In a new market, you could be dealing with a heterogeneous consumer market that is changing fast, as you have in India and China, a regulatory environment under reform, as in China and parts of the EU, and a distinct culture that impacts what the consumer will, and will not, want and be attracted to. (This last comment is especially true in food service. Those who think the cow is sacred will not eat beef burgers just like those who only eat kosher will not eat pork.) Chances are you will not be able to run your business like you do in your home country, if you can even get in to run your business at all!
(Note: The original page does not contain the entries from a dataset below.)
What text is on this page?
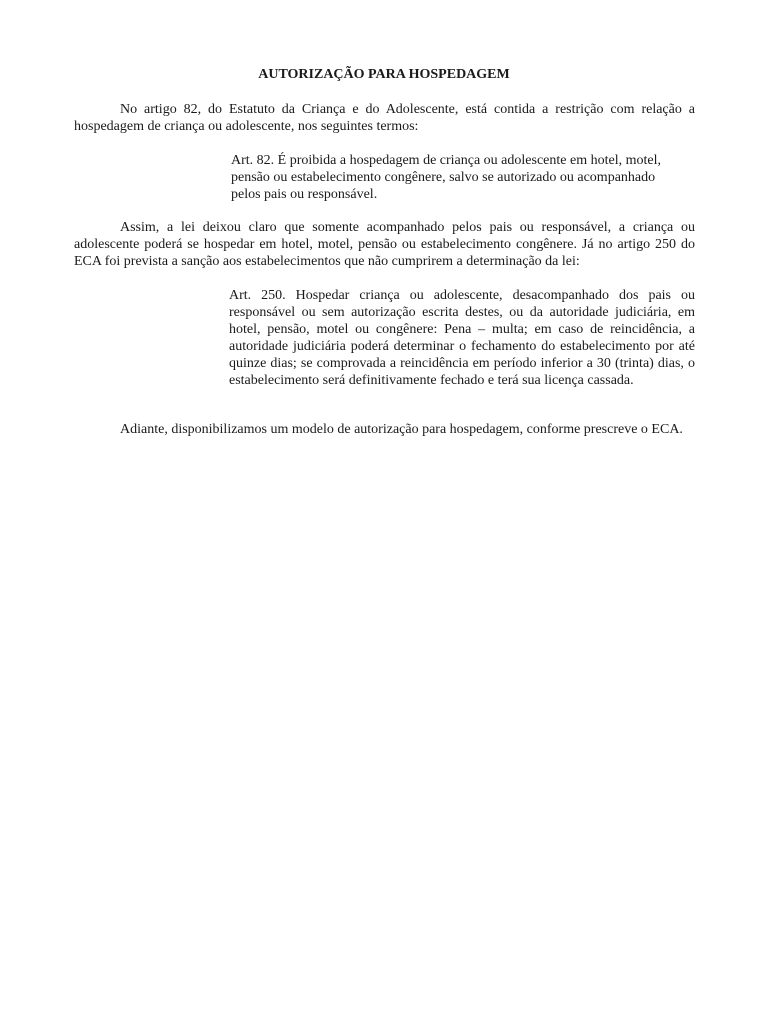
AUTORIZAÇÃO PARA HOSPEDAGEM

No artigo 82, do Estatuto da Criança e do Adolescente, está contida a restrição com relação a hospedagem de criança ou adolescente, nos seguintes termos:

Art. 82. É proibida a hospedagem de criança ou adolescente em hotel, motel, pensão ou estabelecimento congênere, salvo se autorizado ou acompanhado pelos pais ou responsável.

Assim, a lei deixou claro que somente acompanhado pelos pais ou responsável, a criança ou adolescente poderá se hospedar em hotel, motel, pensão ou estabelecimento congênere. Já no artigo 250 do ECA foi prevista a sanção aos estabelecimentos que não cumprirem a determinação da lei:

Art. 250. Hospedar criança ou adolescente, desacompanhado dos pais ou responsável ou sem autorização escrita destes, ou da autoridade judiciária, em hotel, pensão, motel ou congênere: Pena – multa; em caso de reincidência, a autoridade judiciária poderá determinar o fechamento do estabelecimento por até quinze dias; se comprovada a reincidência em período inferior a 30 (trinta) dias, o estabelecimento será definitivamente fechado e terá sua licença cassada.

Adiante, disponibilizamos um modelo de autorização para hospedagem, conforme prescreve o ECA.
Furthermore, it might be necessary to extend beyond just the biggest demand centers of a country to achieve a sales volume that makes it all worth while. In other words, just opening a store or channel in the 50 biggest cities might not cut it if you have a niche, or expensive, product. In developing countries, expanding beyond the tier one markets can be difficult due to lack of infrastructure, channels, customer sophistication, consumer disposable income, and regulation. Just like developed countries often have requirements at the national, provincial, and municipal level, so do developing countries. In nations as large and complex as China and India, opening multiple retail channels in each of the major cities in each of the provinces can be quite daunting from a regulatory perspective. Plus, in a developing economy you’ll have stark cultural contrasts between a major city that is attempting to play in the global marketplace and the rural areas just a few miles beyond the municipal line.
In summary, expanding into a new market in a new country probably won’t be quick, easy, or at all what you might expect and will take a lot of work, research, and cooperation with those who have been there and done it before to pull off. It’s doable, but not overnight.